Part of the problem, too, is that there’s (at least) two kinds of folks on food stamps. The first is people, like lee and my mother, who are genuinely trying their darndest to support themselves, and who need a little help until they can get a degree/job, and can start paying their own grocery bills and taxes. There’s absolutely nothing wrong with this, and I have no problem whatsoever with helping such folks out. On the other hand, some folks on aid programs are just plain lazy slobs, who have no intention of ever doing their part to aid society, and who may well be actively cheating the system. For these folks, I (and most other people) have very little sympathy. Of course, the problem comes when you try to separate the two groups, and only give the aid to the ones who truely ought to be getting it.

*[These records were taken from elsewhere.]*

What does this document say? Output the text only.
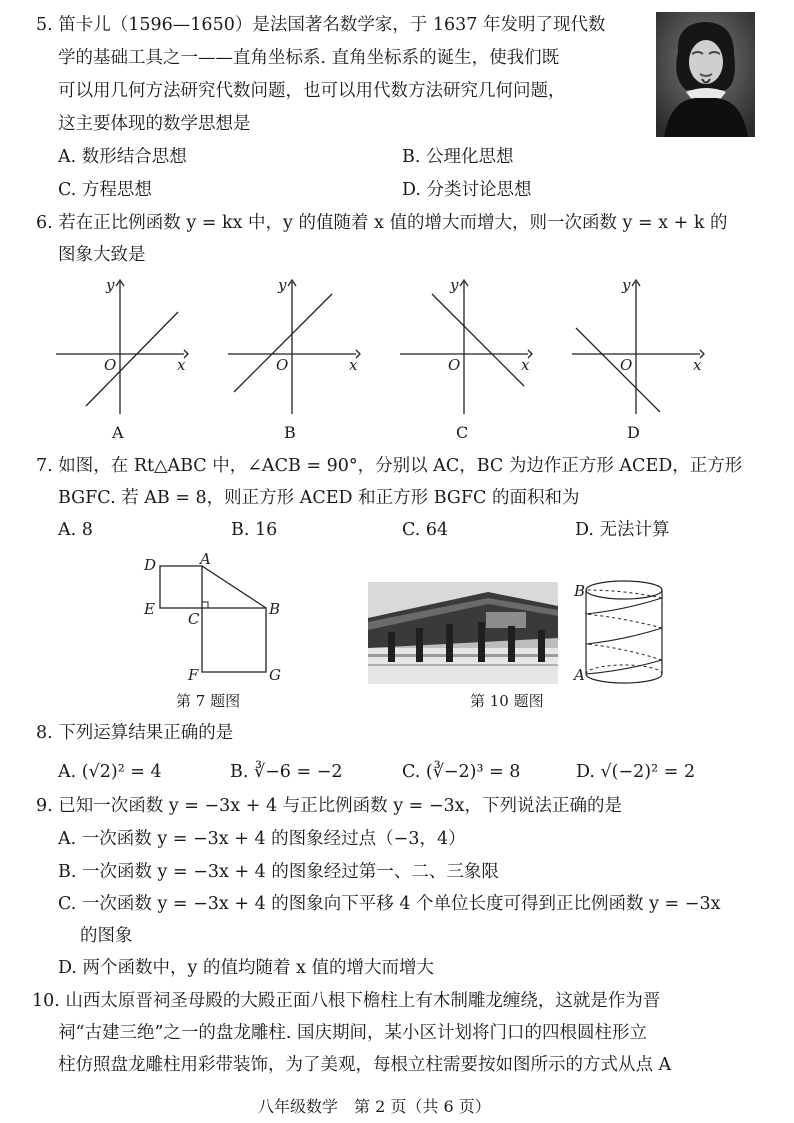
5. 笛卡儿（1596—1650）是法国著名数学家，于 1637 年发明了现代数
学的基础工具之一——直角坐标系. 直角坐标系的诞生，使我们既
可以用几何方法研究代数问题，也可以用代数方法研究几何问题，
这主要体现的数学思想是
A. 数形结合思想	B. 公理化思想
C. 方程思想	D. 分类讨论思想
6. 若在正比例函数 y = kx 中，y 的值随着 x 值的增大而增大，则一次函数 y = x + k 的
图象大致是
y
x
O
A
y
x
O
B
y
x
O
C
y
x
O
D
7. 如图，在 Rt△ABC 中，∠ACB = 90°，分别以 AC，BC 为边作正方形 ACED，正方形
BGFC. 若 AB = 8，则正方形 ACED 和正方形 BGFC 的面积和为
A. 8	B. 16	C. 64	D. 无法计算
D	A
E
C
B
F	G
第 7 题图	第 10 题图
B
A
8. 下列运算结果正确的是
A. (√2)² = 4	B. ∛−6 = −2	C. (∛−2)³ = 8	D. √(−2)² = 2
9. 已知一次函数 y = −3x + 4 与正比例函数 y = −3x，下列说法正确的是
A. 一次函数 y = −3x + 4 的图象经过点（−3，4）
B. 一次函数 y = −3x + 4 的图象经过第一、二、三象限
C. 一次函数 y = −3x + 4 的图象向下平移 4 个单位长度可得到正比例函数 y = −3x
的图象
D. 两个函数中，y 的值均随着 x 值的增大而增大
10. 山西太原晋祠圣母殿的大殿正面八根下檐柱上有木制雕龙缠绕，这就是作为晋
祠“古建三绝”之一的盘龙雕柱. 国庆期间，某小区计划将门口的四根圆柱形立
柱仿照盘龙雕柱用彩带装饰，为了美观，每根立柱需要按如图所示的方式从点 A
八年级数学　第 2 页（共 6 页）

If this were easy, it would be the end of yet another Big Debate in the country right now. Unfortunately, it’s not easy.

IzzyR,

I believe that foodstamps come from the government, not from the sky. The Government gets money from taxpayers, past present and future. I now gladly pay all my taxes, and as the government is still paying off the debts it has from that time period and has just bought back some of that debt, I may be paying for my own food stamps.

The government props up the prices for food for various reasons. The government gives food stamp out to people that could not otherwise afford the artificially high prices on food.

By using food stamps when I did, I made it possible for me to pay more in taxes than I would have otherwise. The government made a very good investment in me.